В то время было это уже не первое правление метрессы, которая начинала Августу надоедать. После Кессель, не считая мимолётных романов, которых даже Мазотин сосчитать не мог, за красивой Кессель последовала Аврора, графиня Кенигсмарк, родом из Швеции; и хотя король не порвал с ней полностью, её уже заменила графиня Ламберт, австрийка, выданная за графа Эстер.

Денбский предостерёг электа, чтобы по крайней мере на коронацию не вёз с собой скандала, который мог бы оттолкнуть поляков. Поэтому Эстер должна была остаться в Дрездене, но она упёрлась сопровождать, утверждая, что никто о ней знать не будет, и первые дни сидела в Лобзове, а потом выскользнула в Краков. Делали вид, что не знали об этом.

Кроме неё, с ведома и позволения Августа, будто охмистрина и жена одного из урядников двора, прибыла сюда госпожа Кленгель, и та открыто заехала на Вавель.

Каким показался тот старый, важный, грустный, покинутый замок, который никогда не глядел на подобных людей и обычаи, всей этой службе, Спиглям, Хоффманам, Константини, банкиру Лехману Флемингам и Пфлюгам, наконец самому господину, – изложить трудно. Август чувствовал себя в нём чужим, гостем, и было ему в замке так же неловко, как в католическом костёле, как в католической Польше. Он сам понимал то, что входил внутрь Речи Посполитой как неприятель, покрытый шкурой барана. Всё его тут поражало, с основания желал также всё это перевернуть и сокрушить.

Между тем именно эта задача требовала улыбки и радости над тем, что было для него отвратительным и смешным. Эту внутреннюю борьбу в короле Августе Яблоновский уловил и угадал какой-то интуицией. Не была она здесь в правителях новостью, потому что с подобными чувствами вступали на трон Генрих Валуа, который сбежал от него, Баторий и Сигизмунд III, в начале желающий избавиться от короны уступкой австрийскому Эрнесту. Ни Владислав, ни Ян Казимир поляками называться не могли.

Но в этих всех была добрая воля примирения и соединения с Польшей, когда у Августа коронации предшествовали недружелюбные планы переворота и покушения на уставы Речи Посполитой.

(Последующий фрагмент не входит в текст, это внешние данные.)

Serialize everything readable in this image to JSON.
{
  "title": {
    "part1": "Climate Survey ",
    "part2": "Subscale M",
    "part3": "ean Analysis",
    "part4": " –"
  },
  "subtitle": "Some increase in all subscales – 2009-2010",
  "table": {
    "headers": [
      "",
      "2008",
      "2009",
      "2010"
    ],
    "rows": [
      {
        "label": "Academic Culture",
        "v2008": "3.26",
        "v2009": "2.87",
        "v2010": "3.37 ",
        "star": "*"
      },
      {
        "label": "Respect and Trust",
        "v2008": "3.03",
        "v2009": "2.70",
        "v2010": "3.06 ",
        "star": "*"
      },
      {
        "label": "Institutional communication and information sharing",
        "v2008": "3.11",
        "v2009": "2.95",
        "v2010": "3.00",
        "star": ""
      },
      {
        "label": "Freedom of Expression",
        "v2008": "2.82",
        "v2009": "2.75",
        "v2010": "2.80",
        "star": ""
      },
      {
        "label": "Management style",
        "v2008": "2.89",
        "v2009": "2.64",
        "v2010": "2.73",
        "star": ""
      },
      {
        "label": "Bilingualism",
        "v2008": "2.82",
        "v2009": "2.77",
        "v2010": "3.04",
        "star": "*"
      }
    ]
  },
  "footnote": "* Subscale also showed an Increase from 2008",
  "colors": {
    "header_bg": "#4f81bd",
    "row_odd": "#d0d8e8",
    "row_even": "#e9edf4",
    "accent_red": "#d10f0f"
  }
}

Едва сойдя с трона на краковском рынке, король тут же сбросил польскую одежду и почувствовал себя сразу более свободным.

Польским панам, не исключая преданного ему Пребендовского, он никогда не показывал того, что думал. С саксонцами также не говорил открыто, ни с кем, кроме Флеминга.

В тот день по прибытии в замок воеводы Волынского, который решительно отказывался от рюмки, пили, смеялись и шутили, так что только поздно ночью все разошлись. На протяжение всего времени пребывания воеводы Волынского в замке, король не спускал с него глаз, хотя не давал этого понять по себе. Яблоновский также плохо скрывал в себе некое раздражение.

Зайдя потом с Флемигном в спальню, Август ему шепнул:

– Отец и сын Яблоновские мне подозрительны.

Поскольку они были одними из первых, которые дали себя обратить, и влияние их весьма помогло элекции, Флеминг нашёл это подозрение странным. Пожал плечами.

– Я этого вовсе не понимаю и не вижу ни малейшего повода для враждебности в отношении их, – ответил он. – Не годится их так обижать.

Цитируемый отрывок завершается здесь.